L’ex-vice-chancelier autrichien Heinz-Christian Strache (FPÖ) lors d’une conférence de presse le 18 mai 2019 à Vienne. / Michael Gruber / AP

Heinz-Christian Strache a décidé de passer à l’offensive. Le vice-chancelier autrichien d’extrême droite, qui a démissionné le 18 mai, veut absolument démasquer les commanditaires du piège dans lequel il est tombé, ainsi que leur mobile. « Je ne vais pas lâcher l’affaire », a écrit l’ancien chef du FPÖ (Parti autrichien de la liberté) sur son compte Facebook, où le suivent encore 850 000 internautes. « La vérité est fille du temps. »

M. Strache a déposé, vendredi 24 mai, une plainte contre trois personnes qu’il soupçonne être impliquées dans l’affaire de la vidéo, sans préciser leur identité. Le FPÖ n’arrive pas à identifier la jeune femme séduisante qui s’est fait passer pour la nièce d’un oligarque russe, bien en cour au Kremlin et désireuse de financer le FPÖ, en échange de l’obtention de marchés publics.

Mais une semaine après que cette vidéo, tournée en juillet 2017 à Ibiza (Espagne) ait été rendue publique par les journaux allemands Süddeutsche Zeitung et Spiegel, Johann Gudenus, l’élu du FPÖ qui accompagnait M. Strache, a donné sa version des faits. Une agente immobilière de l’opulent premier arrondissement de Vienne, où les riches familles russes sont très présentes, lui a donné le contact d’un avocat, parce qu’il avait pour projet de vendre un domaine hérité récemment. Cet avocat, Monsieur M., a raconté à Johann Gudenus que l’une de ses connaissances avait entendu parler d’une oligarque fortunée qui pourrait être intéressée.
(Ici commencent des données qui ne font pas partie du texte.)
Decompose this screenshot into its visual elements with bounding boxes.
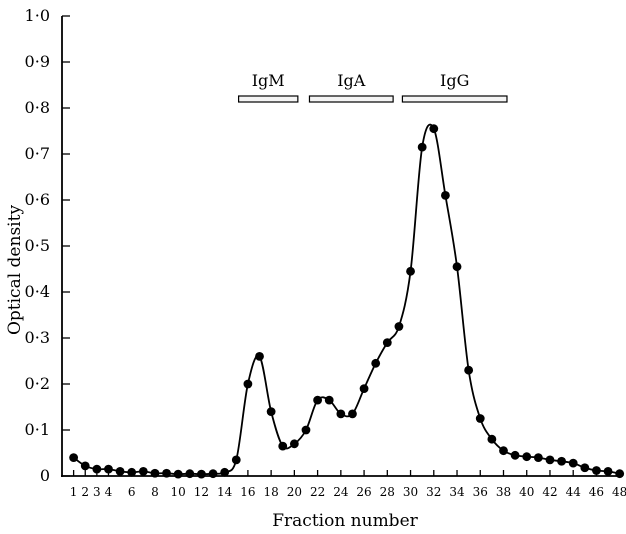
data-point xyxy=(313,395,323,405)
data-point xyxy=(266,407,276,416)
x-tick-label: 10 xyxy=(171,485,186,499)
data-point xyxy=(301,425,311,435)
series xyxy=(69,123,625,479)
x-tick-label: 46 xyxy=(589,485,604,499)
y-tick-label: 0·8 xyxy=(25,98,50,117)
y-tick-label: 1·0 xyxy=(25,6,50,25)
x-ticks: 1 2 3 4 6 8 10 12 14 16 18 20 22 24 26 28 30 32 34 36 38 40 42… xyxy=(70,470,626,499)
x-tick-label: 34 xyxy=(449,485,465,499)
data-point xyxy=(255,352,264,361)
data-point xyxy=(429,124,439,134)
y-tick-label: 0·7 xyxy=(25,144,50,163)
data-point xyxy=(162,468,171,478)
y-tick-label: 0·2 xyxy=(25,374,50,393)
x-axis-label: Fraction number xyxy=(272,511,418,531)
data-point xyxy=(464,365,474,375)
data-point xyxy=(545,455,555,465)
data-point xyxy=(231,455,241,465)
data-point xyxy=(452,262,462,272)
x-tick-label: 2 xyxy=(81,485,89,499)
data-point xyxy=(92,464,102,474)
data-point xyxy=(324,395,334,405)
data-point xyxy=(499,446,508,456)
data-point xyxy=(603,467,613,476)
data-point xyxy=(208,469,218,479)
x-tick-label: 44 xyxy=(566,485,582,499)
data-point xyxy=(69,453,79,462)
x-tick-label: 28 xyxy=(380,485,395,499)
x-tick-label: 16 xyxy=(240,485,255,499)
data-point xyxy=(220,467,230,477)
x-tick-label: 1 xyxy=(70,485,78,499)
x-tick-label: 18 xyxy=(263,485,278,499)
data-point xyxy=(615,469,625,479)
x-tick-label: 24 xyxy=(333,485,349,499)
data-point xyxy=(417,142,427,152)
data-point xyxy=(382,338,392,347)
y-axis-label: Optical density xyxy=(5,205,25,335)
y-tick-label: 0·3 xyxy=(25,328,50,347)
band-bar xyxy=(237,95,299,103)
data-point xyxy=(580,463,590,473)
data-point xyxy=(568,458,578,468)
band-label: IgA xyxy=(337,71,366,90)
immunoglobulin-bands: IgM IgA IgG xyxy=(237,71,508,103)
data-point xyxy=(348,409,357,419)
x-tick-label: 22 xyxy=(310,485,325,499)
x-tick-label: 40 xyxy=(519,485,534,499)
y-tick-label: 0·5 xyxy=(25,236,50,255)
y-ticks: 0 0·1 0·2 0·3 0·4 0·5 0·6 0·7 0·8 0·9 1·0 xyxy=(25,6,70,485)
band-bar xyxy=(308,95,394,103)
band-bar xyxy=(401,95,508,103)
x-tick-label: 26 xyxy=(356,485,371,499)
x-tick-label: 32 xyxy=(426,485,441,499)
y-tick-label: 0·1 xyxy=(25,420,50,439)
x-tick-label: 8 xyxy=(151,485,159,499)
data-point xyxy=(475,414,485,423)
x-tick-label: 42 xyxy=(542,485,557,499)
y-tick-label: 0 xyxy=(40,466,50,485)
data-point xyxy=(592,466,601,475)
x-tick-label: 36 xyxy=(473,485,488,499)
x-tick-label: 4 xyxy=(105,485,113,499)
x-tick-label: 12 xyxy=(194,485,209,499)
data-point xyxy=(336,409,346,419)
data-point xyxy=(80,461,90,471)
y-tick-label: 0·9 xyxy=(25,52,50,71)
band-label: IgG xyxy=(440,71,469,90)
x-tick-label: 14 xyxy=(217,485,233,499)
x-tick-label: 6 xyxy=(128,485,136,499)
data-point xyxy=(371,358,381,368)
x-tick-label: 38 xyxy=(496,485,511,499)
data-point xyxy=(406,266,415,276)
data-point xyxy=(197,469,206,479)
data-point xyxy=(150,468,160,478)
data-point xyxy=(510,450,520,460)
data-point xyxy=(533,453,543,462)
data-point xyxy=(115,467,125,476)
data-point xyxy=(487,434,497,444)
x-tick-label: 30 xyxy=(403,485,418,499)
x-tick-label: 48 xyxy=(612,485,626,499)
data-point xyxy=(173,469,183,479)
y-tick-label: 0·6 xyxy=(25,190,50,209)
data-point xyxy=(138,467,148,476)
data-point xyxy=(185,469,195,479)
series-line xyxy=(73,123,620,476)
y-tick-label: 0·4 xyxy=(25,282,50,301)
x-tick-label: 20 xyxy=(287,485,302,499)
data-point xyxy=(522,452,532,462)
band-label: IgM xyxy=(252,71,285,90)
data-point xyxy=(394,322,404,331)
data-point xyxy=(441,191,450,200)
data-point xyxy=(278,441,288,451)
data-point xyxy=(557,456,566,466)
data-point xyxy=(243,379,253,389)
data-point xyxy=(359,384,369,393)
data-point xyxy=(127,467,137,477)
x-tick-label: 3 xyxy=(93,485,101,499)
data-point xyxy=(289,439,299,449)
data-point xyxy=(104,464,113,474)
Un premier contact a eu lieu en mars 2017 dans la capitale autrichienne entre M. Gudenus, cet avocat et sa connaissance, ainsi qu’avec la jeune femme.

Perquisition du domicile

La « connaissance » de Monsieur M. était en fait un détective privé munichois d’origine viennoise, Julian H. Au cours d’un entretien avec le site Internet oe24tv, l’ancien chef de Julian H., Sascha W., a confirmé avoir « tout de suite reconnu » son ex-salarié sur la vidéo. Ce détective privé autrichien a également certifié que Julian H. était très ami avec l’avocat, Monsieur M., qui n’a pas souhaité répondre aux questions du Monde, tout comme Johann Gudenus.

Sascha W., quand à lui, avait été poursuivi en justice, le 25 janvier 2016, par un constructeur ferroviaire. Selon des documents consultés par Le Monde, cette entreprise était à l’époque défendue par Monsieur M. La société accusait le détective de lui avoir volé des informations confidentielles, à savoir des certificats de douanes. Le parquet autrichien a ordonné une perquisition du domicile du détective privé dans la pittoresque petite ville autrichienne de Krems, située sur les bords du Danube, non loin de Vienne.

Les enquêteurs ont saisi 26 appareils électroniques et 400 000 documents, dont certains concernent une entreprise de sous-traitance bulgare. Mais le 2 novembre 2016, la justice a ordonné un non-lieu, estimant qu’aucune preuve de violation du secret des affaires n’avait pu être documentée au détriment de l’entreprise de construction ferroviaire.